A pet hate of mine is end users (journalists especially) or—even worse—developers who don’t understand how process priorities are supposed to work. Often, both in the press and elsewhere, people write that increasing the process priority makes the program in question run faster. This is a fallacy.
What process priority controls is which higher priority tasks can interrupt any given task to use the processor. If you give a process a low priority, and then do nothing else with the machine, it will still take the same amount of time to complete. Process priority only has an effect when you are doing something else with the machine at the same time.

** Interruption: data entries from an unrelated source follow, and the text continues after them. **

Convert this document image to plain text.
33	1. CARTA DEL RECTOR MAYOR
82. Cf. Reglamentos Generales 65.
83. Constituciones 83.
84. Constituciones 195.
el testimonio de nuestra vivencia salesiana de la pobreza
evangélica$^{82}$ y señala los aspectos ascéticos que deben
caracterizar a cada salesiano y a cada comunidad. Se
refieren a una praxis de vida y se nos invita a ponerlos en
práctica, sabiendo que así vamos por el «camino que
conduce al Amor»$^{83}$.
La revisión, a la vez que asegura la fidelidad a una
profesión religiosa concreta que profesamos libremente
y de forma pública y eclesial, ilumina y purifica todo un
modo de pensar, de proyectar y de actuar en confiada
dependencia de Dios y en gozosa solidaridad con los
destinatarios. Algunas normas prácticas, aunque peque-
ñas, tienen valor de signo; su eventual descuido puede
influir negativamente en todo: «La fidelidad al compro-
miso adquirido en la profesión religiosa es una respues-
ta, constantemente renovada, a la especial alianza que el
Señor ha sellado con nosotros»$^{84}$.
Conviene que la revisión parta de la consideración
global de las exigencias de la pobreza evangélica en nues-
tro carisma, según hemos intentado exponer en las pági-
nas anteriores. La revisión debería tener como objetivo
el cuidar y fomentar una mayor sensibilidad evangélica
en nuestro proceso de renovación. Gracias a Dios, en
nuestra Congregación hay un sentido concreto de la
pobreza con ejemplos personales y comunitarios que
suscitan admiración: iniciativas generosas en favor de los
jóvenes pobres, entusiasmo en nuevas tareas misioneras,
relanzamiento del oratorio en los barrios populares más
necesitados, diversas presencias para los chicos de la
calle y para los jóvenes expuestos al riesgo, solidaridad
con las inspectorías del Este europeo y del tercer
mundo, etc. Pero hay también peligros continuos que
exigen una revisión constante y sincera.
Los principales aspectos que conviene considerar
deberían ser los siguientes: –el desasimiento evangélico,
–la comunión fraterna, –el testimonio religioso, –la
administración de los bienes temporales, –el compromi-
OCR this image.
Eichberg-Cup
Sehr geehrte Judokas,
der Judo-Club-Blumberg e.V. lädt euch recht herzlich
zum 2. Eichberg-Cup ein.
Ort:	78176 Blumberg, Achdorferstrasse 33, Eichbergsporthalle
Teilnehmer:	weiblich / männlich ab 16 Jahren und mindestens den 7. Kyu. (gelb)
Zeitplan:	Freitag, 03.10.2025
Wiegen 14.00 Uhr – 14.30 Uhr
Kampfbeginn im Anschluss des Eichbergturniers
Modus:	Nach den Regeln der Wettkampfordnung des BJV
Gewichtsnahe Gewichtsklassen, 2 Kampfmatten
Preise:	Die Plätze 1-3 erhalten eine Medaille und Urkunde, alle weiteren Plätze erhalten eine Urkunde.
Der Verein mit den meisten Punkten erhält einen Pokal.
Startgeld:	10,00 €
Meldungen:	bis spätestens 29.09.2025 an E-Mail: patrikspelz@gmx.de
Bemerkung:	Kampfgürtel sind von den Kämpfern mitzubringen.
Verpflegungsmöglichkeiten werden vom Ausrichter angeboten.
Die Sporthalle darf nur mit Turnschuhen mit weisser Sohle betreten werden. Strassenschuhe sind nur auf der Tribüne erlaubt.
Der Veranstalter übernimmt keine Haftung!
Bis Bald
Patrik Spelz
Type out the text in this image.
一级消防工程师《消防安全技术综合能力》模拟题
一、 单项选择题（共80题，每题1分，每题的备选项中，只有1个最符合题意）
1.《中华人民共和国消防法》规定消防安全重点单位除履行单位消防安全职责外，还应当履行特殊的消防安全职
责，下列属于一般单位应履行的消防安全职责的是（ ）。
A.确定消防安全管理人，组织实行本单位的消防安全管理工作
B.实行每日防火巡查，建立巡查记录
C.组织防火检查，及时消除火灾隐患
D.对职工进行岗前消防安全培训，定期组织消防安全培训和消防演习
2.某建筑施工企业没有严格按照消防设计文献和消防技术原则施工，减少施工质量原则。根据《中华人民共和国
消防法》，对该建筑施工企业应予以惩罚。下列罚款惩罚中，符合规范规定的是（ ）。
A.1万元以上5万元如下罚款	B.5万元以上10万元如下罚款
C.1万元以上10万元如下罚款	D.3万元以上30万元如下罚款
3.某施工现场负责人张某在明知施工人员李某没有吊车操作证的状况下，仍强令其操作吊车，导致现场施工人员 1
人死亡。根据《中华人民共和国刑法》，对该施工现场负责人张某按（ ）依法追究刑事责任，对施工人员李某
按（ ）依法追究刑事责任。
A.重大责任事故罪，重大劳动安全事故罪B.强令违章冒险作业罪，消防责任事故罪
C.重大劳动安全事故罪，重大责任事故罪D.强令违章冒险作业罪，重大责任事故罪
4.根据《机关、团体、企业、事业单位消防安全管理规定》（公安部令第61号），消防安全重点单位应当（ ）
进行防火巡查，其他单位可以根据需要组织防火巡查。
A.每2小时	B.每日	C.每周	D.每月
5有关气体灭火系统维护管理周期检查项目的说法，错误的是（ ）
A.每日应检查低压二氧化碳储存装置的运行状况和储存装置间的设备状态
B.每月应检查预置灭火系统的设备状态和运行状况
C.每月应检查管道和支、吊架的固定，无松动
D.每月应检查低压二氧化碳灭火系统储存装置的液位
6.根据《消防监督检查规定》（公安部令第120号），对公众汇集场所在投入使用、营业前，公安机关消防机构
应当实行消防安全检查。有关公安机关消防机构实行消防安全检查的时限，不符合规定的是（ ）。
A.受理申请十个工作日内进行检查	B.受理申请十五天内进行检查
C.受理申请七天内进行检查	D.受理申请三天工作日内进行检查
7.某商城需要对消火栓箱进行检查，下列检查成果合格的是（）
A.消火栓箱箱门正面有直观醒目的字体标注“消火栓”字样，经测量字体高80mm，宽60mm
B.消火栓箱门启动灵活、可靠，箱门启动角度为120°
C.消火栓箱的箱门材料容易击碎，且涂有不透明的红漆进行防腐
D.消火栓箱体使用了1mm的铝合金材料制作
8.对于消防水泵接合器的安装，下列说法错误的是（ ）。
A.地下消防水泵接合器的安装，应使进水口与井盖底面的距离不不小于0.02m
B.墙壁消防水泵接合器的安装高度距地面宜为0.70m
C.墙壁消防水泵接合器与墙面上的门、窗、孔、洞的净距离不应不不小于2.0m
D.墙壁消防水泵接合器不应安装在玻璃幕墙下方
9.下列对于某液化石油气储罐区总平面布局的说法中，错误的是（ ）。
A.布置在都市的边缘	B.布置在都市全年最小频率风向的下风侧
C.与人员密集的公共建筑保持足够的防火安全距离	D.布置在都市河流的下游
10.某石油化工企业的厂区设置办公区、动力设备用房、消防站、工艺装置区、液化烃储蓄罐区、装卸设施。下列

The right way to use process priorities is shown in the following table:
Type of task | Example | Appropriate Priority |
---|---|---|
Safety-critical real-time | Controlling chemical plant | Highest |
Fly-by-wire/drive-by-wire control | ||
Monitoring Nuclear reactor temperature | ||
Real-time | Playing audio or video files | High |
User interaction | ||
Video game rendering | ||
Normal | Text editing | Normal |
Web browser page rendering | ||
Checking for email | ||
CPU intensive | Raytracing/rendering | Low |
Scientific simulation | ||
Manipulating large data sets |
Whilst the table above is very general, the point is that it makes it clear that user interaction (for instance) should take precedence over processing. If I, as an end-user, wish to wordprocess on my machine whilst I wait for a 3D rendering to complete, I should be able to do so. If, on the other hand, I want the rendering to finish as quickly as possible, I can leave my machine alone. Inappropriate priority settings (such as 3D rendering at high priority) make the machine unusable because the interactive response time becomes unacceptable. They don’t make the rendering run any faster!